The nightmare involves the knowledge of a figure, waiting around the corner of the very diner he’s sat in. He’s utterly convinced his nightmare is, in fact, a reality and has come to the diner to see for himself. Yet, really, it matters little whether the creature is eventually there or not; in this moment, the fear this man experiences is equal either way.
The creature itself, when finally revealed, is far less nightmarish than what we’ve conjured in our minds, but, by this point, it’s too late. Too late, also, for the man in question, who is overwhelmed by the sight and faints.
The film’s famous Club Silencio sequence may be dressed up in all the usual Lynchian surrealism – the red-curtained club, the sequined singer – but it’s also a scene that finds its delight in toying with expectations.
We’re puppets that react with shock on the simple pull of a string; so entranced are we in the close-ups of Betty’s emotion-ridded face as she watches the proceedings on stage, the eerie play of an unseen band, that the revelation the music is a mere recording automatically elicits surprise.
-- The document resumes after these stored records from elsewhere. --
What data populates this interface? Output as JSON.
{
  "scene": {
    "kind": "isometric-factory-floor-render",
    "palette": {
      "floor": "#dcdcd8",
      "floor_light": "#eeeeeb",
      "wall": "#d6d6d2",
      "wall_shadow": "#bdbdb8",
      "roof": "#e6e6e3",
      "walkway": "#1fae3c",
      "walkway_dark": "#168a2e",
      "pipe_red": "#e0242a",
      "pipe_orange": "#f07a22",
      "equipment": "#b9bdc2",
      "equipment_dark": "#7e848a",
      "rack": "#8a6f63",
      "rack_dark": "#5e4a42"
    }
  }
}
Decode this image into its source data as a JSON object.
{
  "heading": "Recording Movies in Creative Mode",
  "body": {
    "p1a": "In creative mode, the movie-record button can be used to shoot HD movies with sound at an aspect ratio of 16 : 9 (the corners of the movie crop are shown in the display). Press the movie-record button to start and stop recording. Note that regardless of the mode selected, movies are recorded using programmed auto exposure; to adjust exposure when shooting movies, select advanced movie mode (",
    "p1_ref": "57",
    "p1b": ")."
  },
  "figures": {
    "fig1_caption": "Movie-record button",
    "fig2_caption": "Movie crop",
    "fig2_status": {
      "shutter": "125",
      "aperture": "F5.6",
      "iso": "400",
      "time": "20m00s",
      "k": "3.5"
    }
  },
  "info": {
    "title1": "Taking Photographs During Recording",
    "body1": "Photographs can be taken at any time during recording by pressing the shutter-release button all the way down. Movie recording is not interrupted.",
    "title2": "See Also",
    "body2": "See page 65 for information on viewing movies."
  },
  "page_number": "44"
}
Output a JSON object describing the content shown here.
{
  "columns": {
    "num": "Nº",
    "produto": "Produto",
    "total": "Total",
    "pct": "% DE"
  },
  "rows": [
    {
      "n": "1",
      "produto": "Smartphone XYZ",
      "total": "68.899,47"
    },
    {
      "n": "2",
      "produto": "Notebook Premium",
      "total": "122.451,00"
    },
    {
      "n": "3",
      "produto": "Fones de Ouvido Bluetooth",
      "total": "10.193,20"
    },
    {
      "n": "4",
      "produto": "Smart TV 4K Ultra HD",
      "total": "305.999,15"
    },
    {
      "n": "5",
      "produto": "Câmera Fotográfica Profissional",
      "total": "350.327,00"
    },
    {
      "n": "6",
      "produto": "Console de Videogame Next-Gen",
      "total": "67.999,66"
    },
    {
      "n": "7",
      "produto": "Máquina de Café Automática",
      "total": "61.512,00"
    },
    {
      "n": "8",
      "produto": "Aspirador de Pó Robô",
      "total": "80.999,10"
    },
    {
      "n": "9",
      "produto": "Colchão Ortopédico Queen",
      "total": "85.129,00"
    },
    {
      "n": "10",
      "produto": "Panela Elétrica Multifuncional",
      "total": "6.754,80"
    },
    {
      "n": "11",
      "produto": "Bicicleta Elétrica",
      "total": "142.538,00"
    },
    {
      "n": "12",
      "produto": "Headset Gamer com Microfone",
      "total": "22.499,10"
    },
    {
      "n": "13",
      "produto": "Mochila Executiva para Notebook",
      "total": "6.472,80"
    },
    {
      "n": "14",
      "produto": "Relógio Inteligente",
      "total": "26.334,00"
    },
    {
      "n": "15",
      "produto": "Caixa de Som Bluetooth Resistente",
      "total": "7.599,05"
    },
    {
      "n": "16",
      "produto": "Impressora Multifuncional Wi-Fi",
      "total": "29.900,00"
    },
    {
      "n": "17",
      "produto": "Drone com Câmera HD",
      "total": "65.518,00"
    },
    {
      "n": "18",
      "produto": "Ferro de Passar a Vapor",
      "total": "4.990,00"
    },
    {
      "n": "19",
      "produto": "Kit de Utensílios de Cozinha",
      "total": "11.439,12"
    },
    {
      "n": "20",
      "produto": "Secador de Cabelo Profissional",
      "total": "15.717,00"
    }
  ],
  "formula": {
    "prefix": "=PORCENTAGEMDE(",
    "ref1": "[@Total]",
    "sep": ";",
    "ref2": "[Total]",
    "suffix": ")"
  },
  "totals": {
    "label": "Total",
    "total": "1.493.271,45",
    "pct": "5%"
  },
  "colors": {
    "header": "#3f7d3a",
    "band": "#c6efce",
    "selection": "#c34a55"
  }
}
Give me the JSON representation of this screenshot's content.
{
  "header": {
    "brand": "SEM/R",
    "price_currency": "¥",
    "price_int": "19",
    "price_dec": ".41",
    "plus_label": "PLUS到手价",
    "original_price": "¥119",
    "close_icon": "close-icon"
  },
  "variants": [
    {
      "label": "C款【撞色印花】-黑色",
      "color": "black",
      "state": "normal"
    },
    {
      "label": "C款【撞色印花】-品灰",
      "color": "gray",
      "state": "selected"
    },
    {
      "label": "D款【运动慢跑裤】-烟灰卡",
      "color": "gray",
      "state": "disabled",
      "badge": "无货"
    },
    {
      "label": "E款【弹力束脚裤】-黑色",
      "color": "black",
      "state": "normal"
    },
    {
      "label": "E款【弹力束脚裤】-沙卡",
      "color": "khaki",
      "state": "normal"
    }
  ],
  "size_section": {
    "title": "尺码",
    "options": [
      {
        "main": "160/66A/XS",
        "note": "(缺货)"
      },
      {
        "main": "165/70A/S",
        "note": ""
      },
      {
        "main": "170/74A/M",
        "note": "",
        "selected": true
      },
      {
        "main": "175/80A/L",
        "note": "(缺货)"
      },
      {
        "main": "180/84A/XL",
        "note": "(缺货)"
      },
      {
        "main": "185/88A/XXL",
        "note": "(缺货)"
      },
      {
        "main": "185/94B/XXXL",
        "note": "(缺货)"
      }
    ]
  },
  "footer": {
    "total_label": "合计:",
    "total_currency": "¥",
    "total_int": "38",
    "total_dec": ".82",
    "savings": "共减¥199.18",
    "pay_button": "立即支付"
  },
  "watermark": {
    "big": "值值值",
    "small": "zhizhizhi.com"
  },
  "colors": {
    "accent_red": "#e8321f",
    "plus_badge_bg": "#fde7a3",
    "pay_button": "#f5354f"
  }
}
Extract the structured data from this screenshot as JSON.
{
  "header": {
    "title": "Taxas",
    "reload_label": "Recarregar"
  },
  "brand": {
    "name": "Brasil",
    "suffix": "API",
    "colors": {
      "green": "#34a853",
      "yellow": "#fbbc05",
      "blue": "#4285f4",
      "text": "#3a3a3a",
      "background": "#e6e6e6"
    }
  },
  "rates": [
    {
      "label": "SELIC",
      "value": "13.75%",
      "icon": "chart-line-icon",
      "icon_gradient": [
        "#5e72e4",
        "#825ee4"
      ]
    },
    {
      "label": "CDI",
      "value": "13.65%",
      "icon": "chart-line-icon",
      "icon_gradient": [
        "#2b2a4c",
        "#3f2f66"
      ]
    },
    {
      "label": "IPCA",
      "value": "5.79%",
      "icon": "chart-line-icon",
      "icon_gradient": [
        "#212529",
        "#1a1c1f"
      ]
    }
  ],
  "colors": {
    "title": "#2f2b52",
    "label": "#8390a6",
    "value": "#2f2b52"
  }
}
Our expectations have been explicitly established and then subverted.
The car crash that opens the film – which sees Rita clamber out of the wreckage, concussed, and wander into the wilds of Mulholland Drive – plays out on these same ideas, too. Lynch cuts wildly between Rita’s limo and the two cars racing in her direction, packed with drunken teens on a midnight drag race. The roar of the cars grows louder. Lynch cuts between the cars with even greater fury. By the time the inevitable happens, it feels as if the crash has already played out in our minds three times over.
Mulholland Drive isn’t a film that elicits the usual yelps of fear, or faces hiding behind popcorn. To some, that will always negate its status as a great horror film, but what happens here is far more sinister: it leaves a shadow in the back of your mind that refuses to dissipate even long after the final reel. And isn’t the terror you can’t shake the greatest of them all?
Mullholland Drive returns to cinemas 14 April, with a new digital restoration of a 4K transfer, before a new release on DVD and Blu-ray in May.